Canada sweeps gold in relays, adds two individual medals at short-track World Cup
MONTREAL — Danaé Blais raised her arms in celebration just before crossing the finish line, certain she’d just brought home gold for Canada in the women’s 3,000-metre relay.
She was right in that assumption, but the razor-thin margin by which she, Courtney Sarault, Renée Steenge and Florence Brunelle won left the result in some doubt to the spectators looking on.
In the end, Canada’s time of four minutes 7.935 seconds beat the second-place United States by 0.013 and the third-place Netherlands by 0.045.
“I think I celebrated a little too early,” said Blais. “I gotta be careful because sometimes you can get caught at the finish line.”
Canada swept the relays and won two individual medals Sunday in the first ISU World Cup short-track speedskating event of the season.
Blais’s teammates had little doubt the 24-year-old from Chateauguay, Que., had finished the job.

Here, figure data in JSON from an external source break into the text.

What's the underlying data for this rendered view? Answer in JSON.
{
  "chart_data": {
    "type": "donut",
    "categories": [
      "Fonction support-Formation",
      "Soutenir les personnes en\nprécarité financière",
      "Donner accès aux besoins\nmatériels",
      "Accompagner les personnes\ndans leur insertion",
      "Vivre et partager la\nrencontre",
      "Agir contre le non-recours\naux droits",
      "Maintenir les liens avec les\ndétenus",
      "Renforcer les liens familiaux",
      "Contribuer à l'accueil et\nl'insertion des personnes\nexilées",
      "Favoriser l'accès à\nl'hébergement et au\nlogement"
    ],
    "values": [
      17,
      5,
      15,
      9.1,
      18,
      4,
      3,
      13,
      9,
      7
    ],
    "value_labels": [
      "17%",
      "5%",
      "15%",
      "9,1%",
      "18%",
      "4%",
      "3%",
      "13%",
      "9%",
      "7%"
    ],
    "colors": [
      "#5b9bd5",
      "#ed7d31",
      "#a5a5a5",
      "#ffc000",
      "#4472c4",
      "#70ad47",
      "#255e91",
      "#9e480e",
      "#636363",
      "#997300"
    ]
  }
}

“I knew we won, so when she celebrated I was like, ‘go off, as you should,'” said Sarault.
The Canadian men — the reigning Olympic champions — built off that momentum as William Dandjinou, Steven Dubois, Pascal Dion and Jordan Pierre-Gilles captured gold in the 5,000-metre relay.
The hometown crowd at Maurice Richard Arena jumped to its feet as Dandjinou skated home on the final lap. South Korea took silver and Japan collected bronze.
Pierre-Gilles said starting the season with a gold medal should put the other countries on notice.
“I think we’ve been sending a message for quite awhile,” he said. “We’re putting some weight behind that message now.”
Although the double gold was a perfect end to the weekend, the Canadians had hoped to achieve more on an individual level.
Canada finished with three individual medals — one on Saturday — all of which came from the men’s side.
Coach Sebastien Cros said he saw signs of progress despite not meeting their podium expectations.
“It ended well today with the relays,” Cros said. “Individually, it’s a little disappointing in terms of the result, but from what we saw in the races on the whole, it’s not too bad.
“That little error, that little detail we missed made it so on an individual level. We could have done a little better. We’ll try next week to do a little better on that.”
Felix Roussel of Sherbrooke, Que., earned silver in the men’s 500 metres, finishing half a skate blade behind reigning Olympic champion Liu Shaoang of China. French skater Quentin Fercoq took bronze.
It was the first time Roussel had claimed silver in an individual World Cup event, and a first medal on home soil.
“It’s crazy. My family was here, my friends, my girlfriend, I was just really happy they could live this moment with me,” he said. “When you’re on the other side of the world there’s a time difference, it’s less available on television.”
Dandjinou, of Montreal, picked up a bronze in the second men’s 1,000-metre event of the weekend. South Korea’s Gun Woo Kim captured gold and Italy’s Luca Spechenhauser took silver.
The 22-year-old Dandjinou, who won the Canadian national championship earlier this month, was in second place coming down to the final laps, but attempted to gain first and ultimately fell back to third.
“It was incredible,” he said. “But of course I would’ve liked to give them a nicer colour.”
“He was second, he could’ve stayed there, but he tried to win,” added Cros. “It didn’t work out but this state of mind, this attitude is what we want to have as a team, because at the end of the day that’s how we’re going to win races.”
Three-time Olympic medallist Dubois was the only Canadian to earn some hardware on Saturday with a silver medal in the first men’s 1,000-metre event.
Canada came close to finding the podium on two other occasions Sunday.
Fredericton’s Rikki Doak was fourth in the women’s 500-metre final and Sarault, from Moncton, N.B., finished fourth in the women’s 1,000-metre final.
“(The results) show the depth we have on the men’s side, on the women’s I think there’s a little missing but that will come,” said Cros.
Sarault, Canada’s national champion on the women’s side, said she wasn’t feeling at her best physically throughout the weekend.
“I wouldn’t say it was my best competition ever,” she said. “But I still made the A final and got a fourth place … so I’m proud of how I guess I managed how I’m feeling, but I’m definitely going to not do anything next week. Just recover and regroup.”
Sarault was one of 12 Canadian skaters in the event as 33 countries and 184 athletes arrived in Montreal for the first two World Cup events this season. Skaters will return to Maurice Richard Arena next weekend for the second competition.
Some Canadian skaters will then take part in a third consecutive competition at home as Laval, Que., hosts the Nov. 3-5 Four Continents speedskating championships at Place Bell.
Cros believes there will be some better individual results before the short-track circuit leaves Canada.
“Everything we worked on in training, we see it’s there, we see we’re close,” he said. “It’ll take a little refinement, so that’s positive.”